Understanding the "@" function

Mark_F · June 25, 2019, 4:04pm

I am trying to understand matrix multiplication using the “@” function used in lecture 2.

Here is the equation that we are multiplying:

Here is the code that defines the tensor (vector) a in the notebook:

What confused me is that we are matrix multiplying x of shape (100,2) by a with shape (1,2). This should be undefined. But the shape of a is actually 2, not (1,2). I think this is called a “zero rank array”, and I understand from other courses that the behaviour can be a bit unpredictable. So my first question is how does this mutiplication work? Does numpy/pytorch just reconfigure the array to (2,1)?

I then tried to create my own row vector of shape (2,1) and multiplied it.

X has shape (100, 2). c has shape (2, 1). Therefore X@c should have shape (100, 1). But it has shape (100, 100).

I obviously fundamentally misunderstand something about the @ function for matrix multiplication. Can someone help me out?

Pomo · June 25, 2019, 5:18pm

Hi Mark. Please check the shapes of x@c and torch.rand(n) independently. You’ll probably need to learn about Python broadcasting. HTH, Malcolm

cqfd · June 25, 2019, 5:22pm

@Pomo beat me to it, but thougt I’d post this anyway

The reason why y = x@c + torch.rand(n) has shape (100, 100) is a bit tricky: it’s because of what’s called “broadcasting” in the numpy/pytorch world.

You’re correct that x@c has shape (100, 1). But you then add to it torch.rand(n), which has shape (100,). That’s a different shape than x@c. You might then reasonably wonder what should happen; the answer to this question (at least in numpy/pytorch etc.) is given by broadcasting.
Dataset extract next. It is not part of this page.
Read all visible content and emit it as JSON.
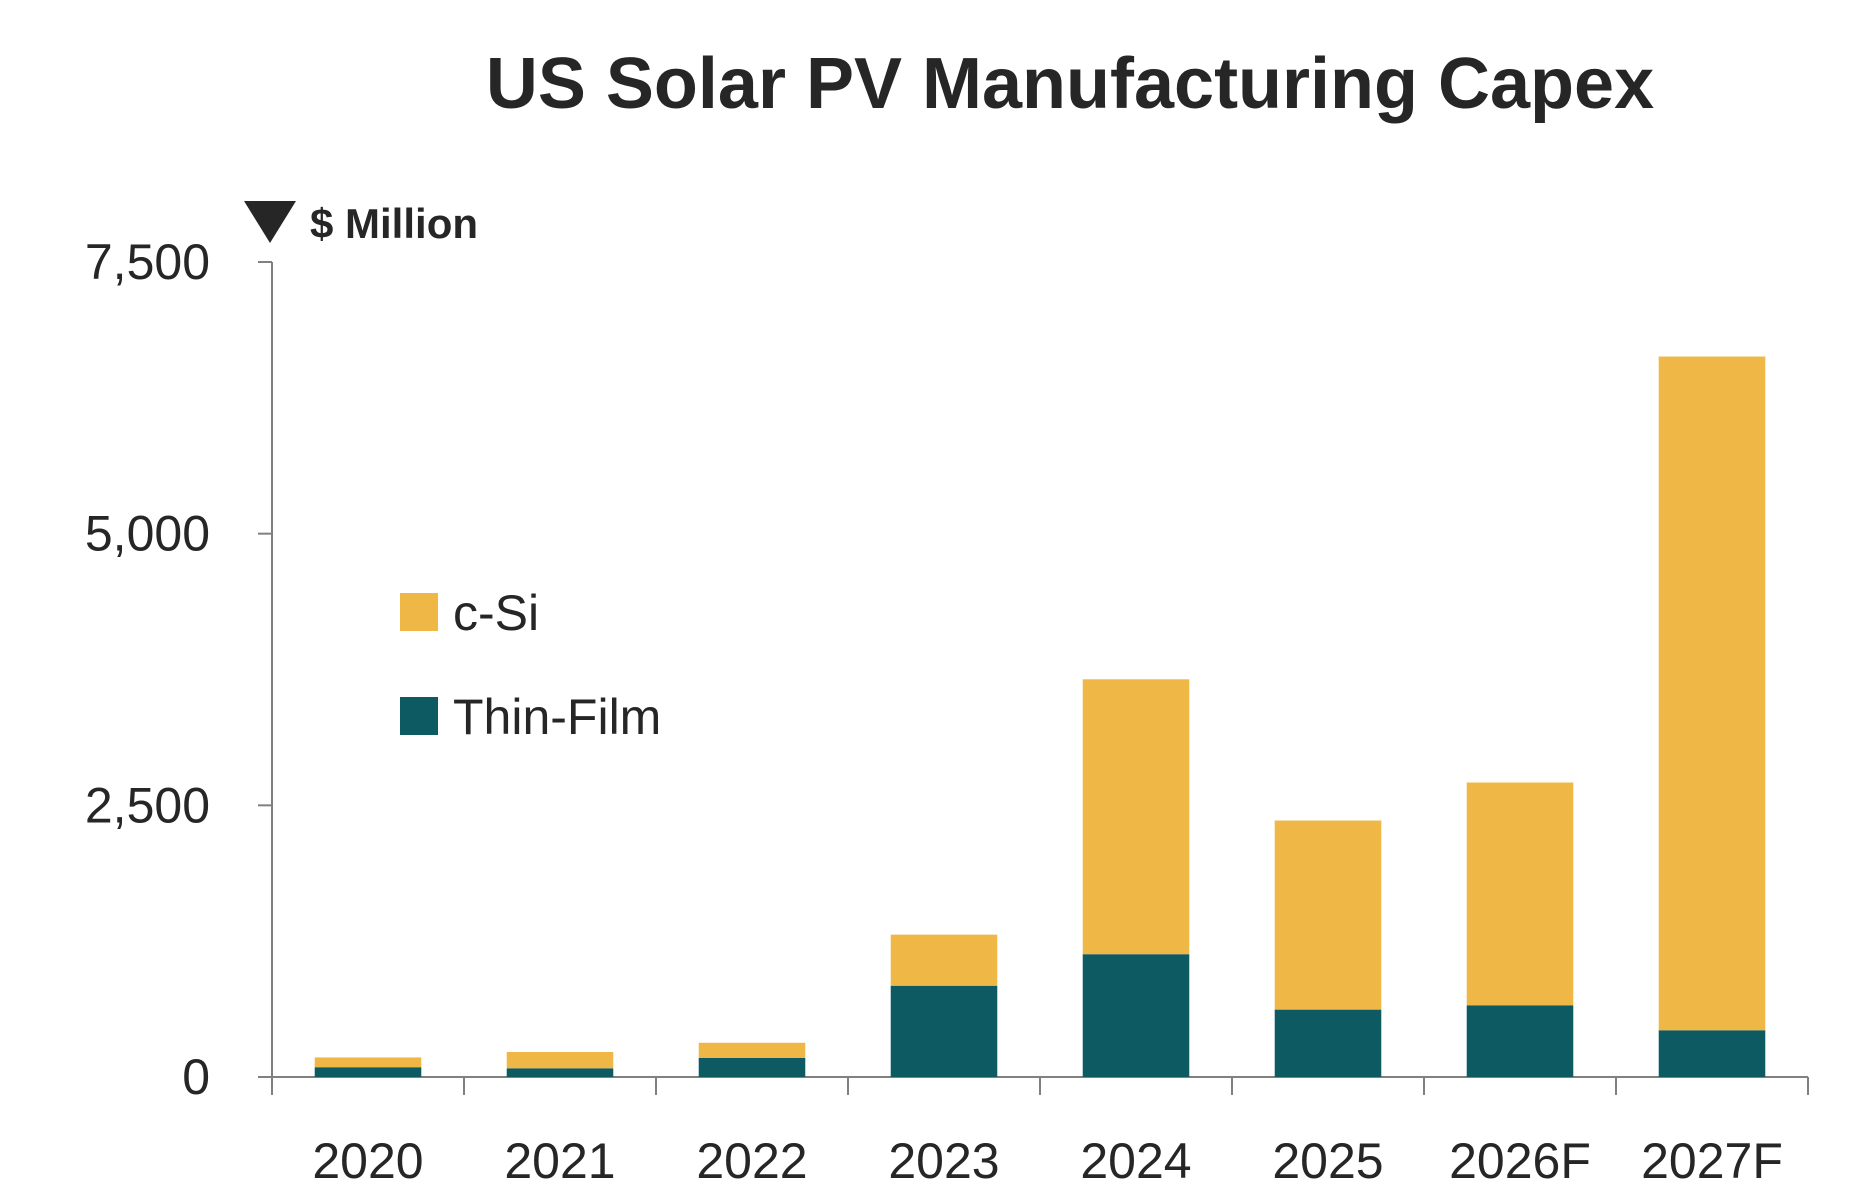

The rule in this situation is that when you try to add a (100, 1) with a (100,), broadcasting does two things: the (100, 1) shape changes to (100, 100) by copying (at least conceptually) each of those 1-element tensors 100 times; and then the (100,) shape gets nested to (1, 100), and then that single 100-element tensor gets “copied” 100 times to get the shape (100, 100). Now the two things we’re trying to add together have the same shape, and addition happens just the way you’d expect it to.

Mark_F · June 25, 2019, 5:55pm

Thanks for the replies. I’m actually familiar with broadcasting. I’m coming over from Andrew Ng’s AI course where it was used a lot. What I’m not familiar with (because Andrew Ng always made a point that you should avoid them) is the behaviour of these zero rank arrays of shape (n, ).

I suppose if I use torch.rand(n,1) the result would be shape (100, 1)?

My larger question, though, is how these seemingly mismatched matrices are mutiplied together? If I multiply a tensor of shape (100, 2) with a tensor of shape (1,2), that is undefined, correct?

From your answer, I surmise that multiplying shape (100,2) with vector “a” of shape (2,) changes a to vector of shape (2, 1)? Do I have that right?

I get broadcasting when adding (100, 4) with (100, 1), for example. But I don’t know how to predict behaviour of arrays of shape (n,). Can you recommend a source?

Thanks again for the help.

Pomo · June 25, 2019, 6:29pm

IMHO, the best source to develop understanding of PyTorch is to experiment directly in Jupyter.

My own internal model for matrix multiply says that the inner dimensions “cancel”. Therefore shapes [100,2] @ [2] would yield shape [100]. It would be logically consistent: that bias comes from having started my coding life with APL. But I have not actually done the experiment with PyTorch.